The region that came to be known as Transylvania had been the theatre of numerous invasions and colonisations from east and west, before it was conquered by the Hungarians in c895. The Hungarian speaking Székelys were subsequently settled on its sparsely populated land to secure it from further invasion. They were followed in the middle of the 12th century by German speaking farmers, miners and craftsmen, mostly from the western side of the middle and lower Rhine. The Hungarian King Géza II had invited them with the similar intention of forming a bulwark against raiders, but also to cultivate the land and develop the economy.
The German settlers came to be known as the “Siebenbürger Sachsen”, the Saxons of Transylvania. The name Saxon was not an indicator of their origins but rather the Latin name for a privileged German warrior class, and the term came to be applied to the German settlers, even eventually by the settlers themselves. The origin of the name Siebenbürgen, which is still an open question, is widely held to stem from the seven towns founded by the Transylvanian Saxons, one of which was Kronstadt (Brassó / Brașov), where the earliest recorded member of the Däubel family is mentioned in the church registers.
Each Transylvanian Saxon village had its fortified church, which had lodgings and storerooms built into the inner sides of the surrounding wall where the population could take refuge when danger threatened. The main threat came from the east, and the Hungarians were defeated by the Turks at the battle of Mohács, when Transylvania became an Ottoman vassal state, though it maintained its internal autonomy. Habsburgs and Ottomans vied for its supremacy for nearly two centuries, with the Habsburgs finally acquiring the territory shortly after the Battle of Vienna in 1683. In 1699 the Turks officially conceded their loss of Transylvania and in 1867 it was absorbed into the Hungarian part of the newly established Austro-Hungarian Empire.

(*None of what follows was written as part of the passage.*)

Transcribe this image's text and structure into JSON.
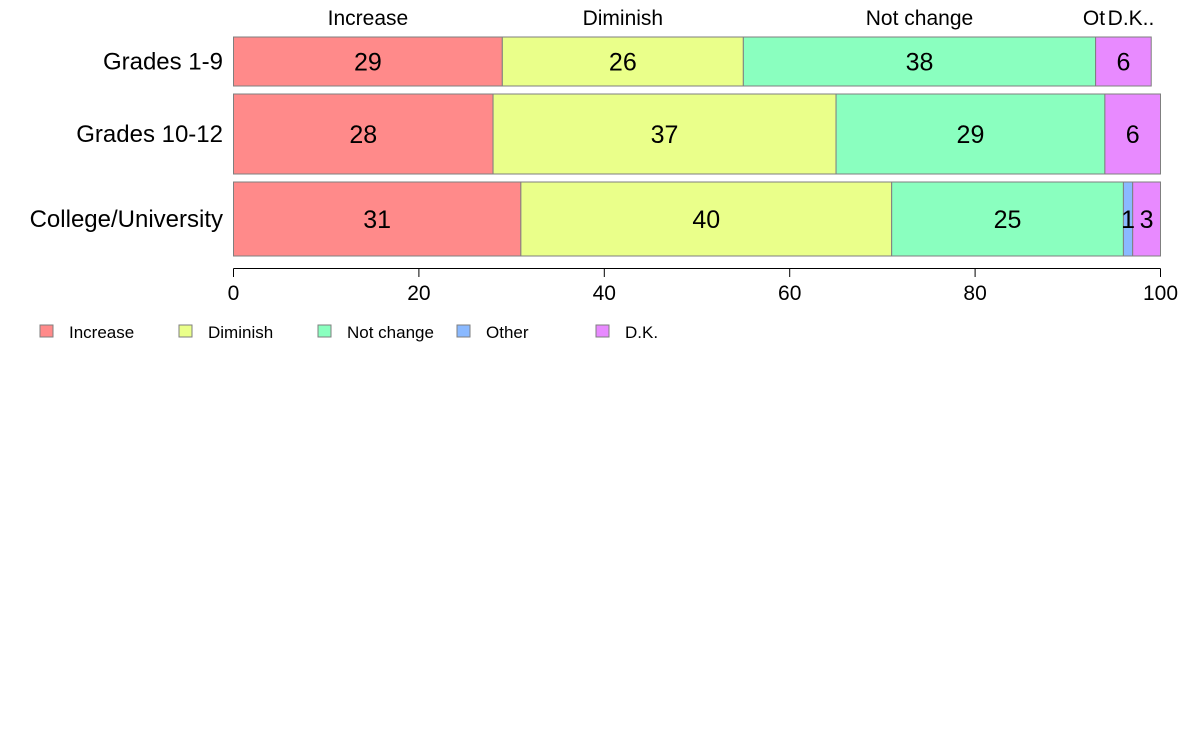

The Transylvanian Saxons were originally catholic, but from 1546 embraced a version of Protestantism preached by Johannes Honterus, a Kronstadt man who had studied in various seats of learning in the Holy Roman Empire. The Black Church of Kronstadt was the first to be dedicated to the new Lutheran faith. Josef Kolbe became a convert in December 1904, not out of religious conviction, as he was extremely anti-church, but to fulfill a condition of marriage to Emilie Däubel.

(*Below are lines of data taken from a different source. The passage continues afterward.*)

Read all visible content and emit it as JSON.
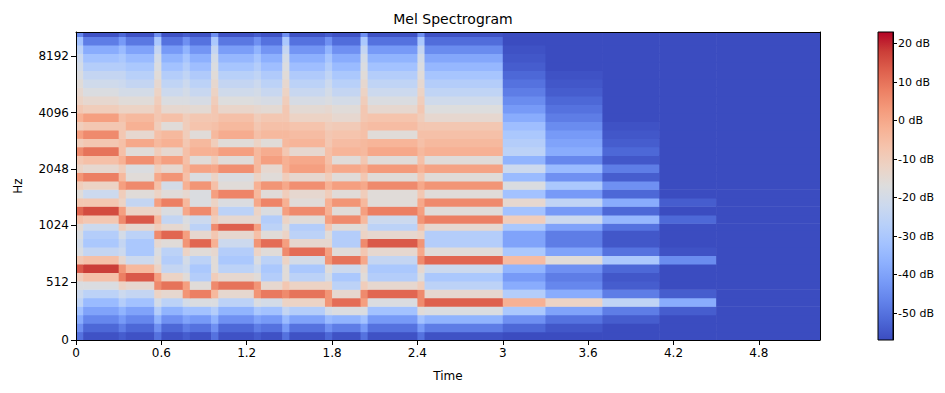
{
  "chart_data": {
    "type": "heatmap",
    "title": "Mel Spectrogram",
    "x_label": "Time",
    "y_label": "Hz",
    "xlim": [
      0,
      5.23
    ],
    "xticks": [
      0,
      0.6,
      1.2,
      1.8,
      2.4,
      3,
      3.6,
      4.2,
      4.8
    ],
    "ylim": [
      0,
      11025
    ],
    "yticks": [
      0,
      512,
      1024,
      2048,
      4096,
      8192
    ],
    "time_bins": [
      0,
      0.05,
      0.3,
      0.35,
      0.55,
      0.6,
      0.75,
      0.8,
      0.95,
      1.0,
      1.25,
      1.3,
      1.45,
      1.5,
      1.75,
      1.8,
      2.0,
      2.05,
      2.4,
      2.45,
      3.0,
      3.3,
      3.7,
      4.1,
      4.5,
      5.23
    ],
    "freq_bins": [
      0,
      75,
      150,
      225,
      300,
      375,
      450,
      525,
      600,
      675,
      750,
      825,
      900,
      975,
      1050,
      1165,
      1295,
      1435,
      1595,
      1770,
      1965,
      2180,
      2420,
      2690,
      2985,
      3310,
      3675,
      4080,
      4530,
      5030,
      5585,
      6200,
      6880,
      7640,
      8480,
      9410,
      10445,
      11025
    ],
    "cells": [
      [
        -50,
        -56,
        -54,
        -56,
        -50,
        -56,
        -54,
        -56,
        -50,
        -56,
        -54,
        -56,
        -50,
        -56,
        -52,
        -56,
        -50,
        -56,
        -50,
        -56,
        -57,
        -57,
        -57,
        -57,
        -57
      ],
      [
        -44,
        -52,
        -48,
        -52,
        -44,
        -52,
        -48,
        -50,
        -44,
        -52,
        -48,
        -50,
        -42,
        -50,
        -44,
        -48,
        -42,
        -50,
        -42,
        -48,
        -52,
        -55,
        -57,
        -57,
        -57
      ],
      [
        -38,
        -46,
        -42,
        -46,
        -36,
        -44,
        -40,
        -42,
        -36,
        -44,
        -40,
        -42,
        -34,
        -40,
        -34,
        -36,
        -32,
        -42,
        -32,
        -36,
        -44,
        -50,
        -54,
        -57,
        -57
      ],
      [
        -32,
        -40,
        -36,
        -40,
        -28,
        -36,
        -32,
        -32,
        -28,
        -36,
        -30,
        -32,
        -24,
        -28,
        -20,
        -18,
        -18,
        -32,
        -16,
        -18,
        -30,
        -40,
        -48,
        -54,
        -57
      ],
      [
        -25,
        -34,
        -28,
        -32,
        -20,
        -26,
        -20,
        -18,
        -18,
        -26,
        -18,
        -20,
        -12,
        -12,
        4,
        11,
        2,
        -18,
        6,
        13,
        -2,
        -12,
        -25,
        -38,
        -57
      ],
      [
        -22,
        -26,
        -22,
        -24,
        -12,
        -14,
        4,
        8,
        -4,
        -14,
        4,
        9,
        6,
        10,
        4,
        -14,
        6,
        12,
        6,
        -14,
        -28,
        -38,
        -48,
        -54,
        -57
      ],
      [
        -18,
        -18,
        -12,
        -14,
        6,
        10,
        2,
        -16,
        6,
        10,
        4,
        -14,
        -8,
        -12,
        -12,
        -26,
        -10,
        -14,
        -10,
        -26,
        -38,
        -46,
        -54,
        -57,
        -57
      ],
      [
        -10,
        -6,
        8,
        14,
        2,
        -12,
        -16,
        -28,
        -10,
        -14,
        -16,
        -28,
        -16,
        -26,
        -20,
        -30,
        -16,
        -28,
        -18,
        -30,
        -42,
        -48,
        -55,
        -57,
        -57
      ],
      [
        14,
        18,
        4,
        -4,
        -12,
        -24,
        -22,
        -30,
        -16,
        -26,
        -22,
        -30,
        -16,
        -30,
        -16,
        -22,
        -14,
        -30,
        -14,
        -22,
        -36,
        -44,
        -52,
        -57,
        -57
      ],
      [
        -8,
        -6,
        -14,
        -22,
        -16,
        -28,
        -20,
        -26,
        -16,
        -30,
        -18,
        -26,
        -12,
        -20,
        4,
        10,
        0,
        -24,
        6,
        12,
        -5,
        -16,
        -30,
        -45,
        -57
      ],
      [
        -18,
        -24,
        -22,
        -30,
        -18,
        -26,
        -12,
        -16,
        -14,
        -28,
        -12,
        -16,
        6,
        11,
        2,
        -16,
        -8,
        -14,
        0,
        -16,
        -30,
        -40,
        -50,
        -56,
        -57
      ],
      [
        -20,
        -30,
        -24,
        -30,
        -14,
        -16,
        4,
        12,
        -2,
        -22,
        4,
        11,
        2,
        -14,
        -14,
        -28,
        6,
        14,
        4,
        -28,
        -40,
        -48,
        -55,
        -57,
        -57
      ],
      [
        -18,
        -28,
        -20,
        -26,
        6,
        12,
        2,
        -14,
        -8,
        -14,
        -6,
        -16,
        -12,
        -26,
        -16,
        -28,
        -12,
        -14,
        -12,
        -28,
        -40,
        -48,
        -55,
        -57,
        -57
      ],
      [
        -15,
        -22,
        -10,
        -14,
        -10,
        -14,
        -16,
        -26,
        6,
        13,
        2,
        -26,
        -16,
        -28,
        -8,
        -16,
        -14,
        -26,
        -6,
        -14,
        -30,
        -40,
        -50,
        -57,
        -57
      ],
      [
        -6,
        -8,
        6,
        14,
        -4,
        -24,
        -18,
        -22,
        -10,
        -14,
        -14,
        -28,
        -12,
        -16,
        2,
        6,
        -4,
        -22,
        4,
        8,
        -10,
        -22,
        -35,
        -52,
        -57
      ],
      [
        12,
        16,
        2,
        -12,
        -12,
        -18,
        0,
        6,
        -6,
        -26,
        -12,
        -18,
        2,
        6,
        -2,
        -16,
        2,
        8,
        2,
        -16,
        -32,
        -42,
        -52,
        -57,
        -57
      ],
      [
        -8,
        -8,
        -12,
        -24,
        2,
        8,
        -4,
        -18,
        -12,
        -18,
        0,
        7,
        -2,
        -16,
        -2,
        4,
        -4,
        -16,
        0,
        6,
        -14,
        -25,
        -38,
        -54,
        -57
      ],
      [
        -16,
        -22,
        -10,
        -16,
        -12,
        -16,
        -14,
        -18,
        2,
        7,
        -4,
        -16,
        -10,
        -14,
        -10,
        -16,
        -10,
        -16,
        -8,
        -16,
        -32,
        -42,
        -52,
        -57,
        -57
      ],
      [
        -10,
        -12,
        2,
        6,
        -6,
        -20,
        -2,
        4,
        -6,
        -16,
        -2,
        4,
        0,
        5,
        -2,
        2,
        0,
        6,
        0,
        4,
        -18,
        -30,
        -44,
        -57,
        -57
      ],
      [
        4,
        8,
        -4,
        -16,
        0,
        4,
        -6,
        -18,
        -12,
        -18,
        -12,
        -16,
        -10,
        -14,
        -10,
        -16,
        -8,
        -16,
        -8,
        -16,
        -34,
        -44,
        -54,
        -57,
        -57
      ],
      [
        -12,
        -14,
        -10,
        -18,
        -10,
        -14,
        -4,
        1,
        0,
        5,
        -4,
        -14,
        -2,
        2,
        -4,
        0,
        -2,
        3,
        -2,
        1,
        -22,
        -34,
        -48,
        -57,
        -57
      ],
      [
        -8,
        -6,
        -2,
        5,
        -2,
        2,
        -6,
        -16,
        -10,
        -16,
        -4,
        2,
        -2,
        0,
        -6,
        -16,
        -8,
        -16,
        -6,
        -16,
        -36,
        -46,
        -55,
        -57,
        -57
      ],
      [
        6,
        10,
        -6,
        -16,
        -10,
        -14,
        -6,
        -2,
        -2,
        2,
        -4,
        -1,
        -8,
        -14,
        -6,
        -3,
        -4,
        0,
        -4,
        -2,
        -26,
        -38,
        -52,
        -57,
        -57
      ],
      [
        -10,
        -8,
        -6,
        0,
        -4,
        -2,
        -8,
        -4,
        -10,
        -16,
        -12,
        -16,
        -4,
        -3,
        -8,
        -5,
        -4,
        -3,
        -6,
        -4,
        -28,
        -40,
        -54,
        -57,
        -57
      ],
      [
        2,
        6,
        -8,
        -14,
        -6,
        -4,
        -10,
        -16,
        -4,
        -1,
        -6,
        -4,
        -4,
        -5,
        -8,
        -7,
        -6,
        -16,
        -6,
        -6,
        -30,
        -42,
        -55,
        -57,
        -57
      ],
      [
        -10,
        -8,
        -8,
        -2,
        -10,
        -16,
        -10,
        -7,
        -6,
        -4,
        -8,
        -6,
        -6,
        -7,
        -10,
        -9,
        -6,
        -5,
        -8,
        -8,
        -33,
        -45,
        -56,
        -57,
        -57
      ],
      [
        -2,
        2,
        -6,
        -4,
        -8,
        -6,
        -10,
        -8,
        -8,
        -6,
        -10,
        -8,
        -8,
        -12,
        -12,
        -14,
        -8,
        -7,
        -10,
        -14,
        -38,
        -48,
        -57,
        -57,
        -57
      ],
      [
        -8,
        -10,
        -12,
        -12,
        -8,
        -14,
        -14,
        -15,
        -8,
        -13,
        -14,
        -15,
        -8,
        -15,
        -14,
        -16,
        -8,
        -14,
        -8,
        -17,
        -42,
        -50,
        -57,
        -57,
        -57
      ],
      [
        -12,
        -14,
        -16,
        -16,
        -10,
        -18,
        -18,
        -19,
        -10,
        -17,
        -18,
        -19,
        -10,
        -19,
        -18,
        -20,
        -10,
        -18,
        -10,
        -21,
        -45,
        -52,
        -57,
        -57,
        -57
      ],
      [
        -14,
        -18,
        -20,
        -20,
        -12,
        -22,
        -20,
        -23,
        -12,
        -21,
        -20,
        -23,
        -12,
        -23,
        -20,
        -24,
        -12,
        -22,
        -12,
        -25,
        -48,
        -54,
        -57,
        -57,
        -57
      ],
      [
        -16,
        -21,
        -22,
        -24,
        -14,
        -25,
        -22,
        -26,
        -14,
        -24,
        -22,
        -26,
        -14,
        -26,
        -22,
        -27,
        -14,
        -25,
        -14,
        -28,
        -50,
        -55,
        -57,
        -57,
        -57
      ],
      [
        -18,
        -24,
        -24,
        -27,
        -16,
        -28,
        -25,
        -29,
        -16,
        -27,
        -25,
        -29,
        -16,
        -29,
        -25,
        -30,
        -16,
        -28,
        -16,
        -31,
        -52,
        -56,
        -57,
        -57,
        -57
      ],
      [
        -20,
        -28,
        -28,
        -30,
        -18,
        -32,
        -28,
        -33,
        -18,
        -31,
        -28,
        -33,
        -18,
        -33,
        -28,
        -34,
        -18,
        -32,
        -18,
        -35,
        -54,
        -57,
        -57,
        -57,
        -57
      ],
      [
        -22,
        -32,
        -30,
        -34,
        -20,
        -36,
        -31,
        -37,
        -20,
        -35,
        -31,
        -37,
        -20,
        -37,
        -31,
        -38,
        -20,
        -36,
        -20,
        -39,
        -55,
        -57,
        -57,
        -57,
        -57
      ],
      [
        -26,
        -38,
        -34,
        -40,
        -24,
        -42,
        -36,
        -43,
        -24,
        -41,
        -36,
        -43,
        -24,
        -43,
        -36,
        -44,
        -24,
        -42,
        -24,
        -45,
        -56,
        -57,
        -57,
        -57,
        -57
      ],
      [
        -32,
        -48,
        -42,
        -49,
        -30,
        -50,
        -44,
        -50,
        -30,
        -49,
        -44,
        -50,
        -30,
        -50,
        -44,
        -51,
        -30,
        -50,
        -30,
        -51,
        -57,
        -57,
        -57,
        -57,
        -57
      ],
      [
        -46,
        -56,
        -52,
        -56,
        -44,
        -56,
        -54,
        -56,
        -44,
        -56,
        -54,
        -56,
        -44,
        -56,
        -54,
        -56,
        -44,
        -56,
        -44,
        -56,
        -57,
        -57,
        -57,
        -57,
        -57
      ]
    ],
    "colorbar": {
      "range": [
        -57,
        23
      ],
      "ticks": [
        {
          "value": -50,
          "label": "-50 dB"
        },
        {
          "value": -40,
          "label": "-40 dB"
        },
        {
          "value": -30,
          "label": "-30 dB"
        },
        {
          "value": -20,
          "label": "-20 dB"
        },
        {
          "value": -10,
          "label": "-10 dB"
        },
        {
          "value": 0,
          "label": "0 dB"
        },
        {
          "value": 10,
          "label": "10 dB"
        },
        {
          "value": 20,
          "label": "20 dB"
        }
      ]
    }
  }
}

Over the seventeen years he spent at the garrisons of Karlsburg (Gyulafehérvár / Alba Iulia), Kronstadt and in particular Fogarasch, Josef Kolbe came to consider Transylvania as his second home. He grew to love its wild, rugged beauty which, despite the ravages of communism, remains largely untouched to this day. He was never happier than when he was criss-crossing the countryside on foot, by bicycle, by ski or by raft. A keen mountaineer, speleologist and botanist, he also took a lively interest in history and archaeology, and was the founder of a number of clubs and a member of many others. During his peregrinations he was struck by the lack of a thorough and reliable guide book to reveal the natural beauty of Transylvania to the visitor, so in c1900 he took it upon himself to write a cyclist’s guide. It was obviously a success, as a second edition was published in 1902, keeping the same title but extending its scope to cover the then adjacent regions of Hungary, Bukovina and Romania for not only the cyclist, but the hiker and the general tourist. There were chapters on the history, geography, climate, population, agriculture, industry and tourism for each region, together with a detailed description of each itinerary and even a short trilingual table of useful phrases!

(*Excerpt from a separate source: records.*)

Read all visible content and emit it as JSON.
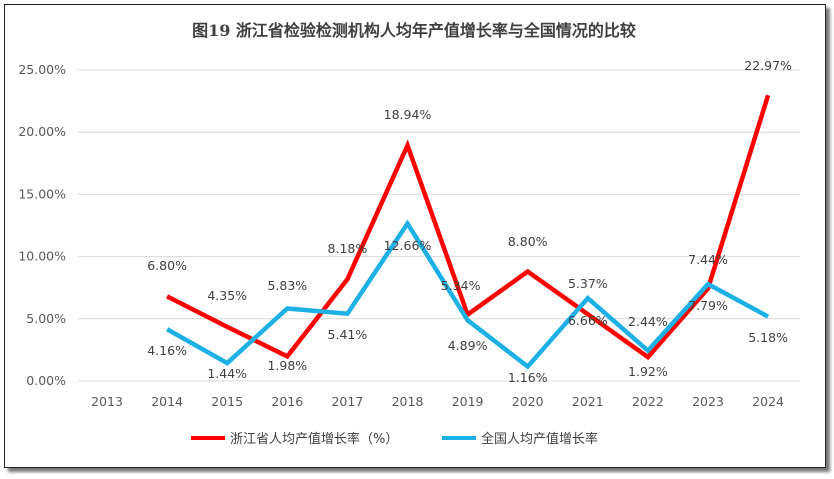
{
  "chart_data": {
    "type": "line",
    "title": "图19  浙江省检验检测机构人均年产值增长率与全国情况的比较",
    "categories": [
      "2013",
      "2014",
      "2015",
      "2016",
      "2017",
      "2018",
      "2019",
      "2020",
      "2021",
      "2022",
      "2023",
      "2024"
    ],
    "ylim": [
      0,
      25
    ],
    "yticks": [
      "0.00%",
      "5.00%",
      "10.00%",
      "15.00%",
      "20.00%",
      "25.00%"
    ],
    "grid": true,
    "legend_position": "bottom",
    "series": [
      {
        "name": "浙江省人均产值增长率（%）",
        "color": "#ff0000",
        "values": [
          null,
          6.8,
          4.35,
          1.98,
          8.18,
          18.94,
          5.34,
          8.8,
          5.37,
          1.92,
          7.44,
          22.97
        ],
        "labels": [
          null,
          "6.80%",
          "4.35%",
          "1.98%",
          "8.18%",
          "18.94%",
          "5.34%",
          "8.80%",
          "5.37%",
          "1.92%",
          "7.44%",
          "22.97%"
        ]
      },
      {
        "name": "全国人均产值增长率",
        "color": "#1cb0e4",
        "values": [
          null,
          4.16,
          1.44,
          5.83,
          5.41,
          12.66,
          4.89,
          1.16,
          6.66,
          2.44,
          7.79,
          5.18
        ],
        "labels": [
          null,
          "4.16%",
          "1.44%",
          "5.83%",
          "5.41%",
          "12.66%",
          "4.89%",
          "1.16%",
          "6.66%",
          "2.44%",
          "7.79%",
          "5.18%"
        ]
      }
    ]
  }
}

It was while he was garrisoned at Fogarasch that Josef Kolbe must have met his future wife. Though the Däubels can be traced back to c1665 in Kronstadt, within a year of their marriage in 1874, Paul Adolf Däubel and his second wife Juliana Langer moved to Fogarasch, where their children were subsequently born. The Däubel family occupied a typical Transylvanian house on a road leading out of town towards the railway station, while Josef Kolbe was probably quartered in the moated fortress dating back to the 14th century that dominates the town centre (now a museum). As seen on an earlier page, the couple must have got to know each other at around the turn of the century and engaged shortly afterwards. It was an engagement that lasted about ten years, as Josef Kolbe was never able to meet the financial criteria required for officers to marry, even on his Captain’s salary. The only solution was for him to leave the army, a decision he found very difficult to take. Emilie remained loyal over the years, probably encouraged by her family, as an officer of the Austro-Hungarian army was considered a “good catch”. (Perhaps the shrewd Transylvanian Saxons had seen which way the wind was blowing; Emilie’s cousin Elisabeth Langer was also strongly encouraged to make a similar match and move to the Austrian heartland.) Josef was 38 and Emilie 34 when they were finally married at the Lutheran church of Fogarasch on 21 September 1911.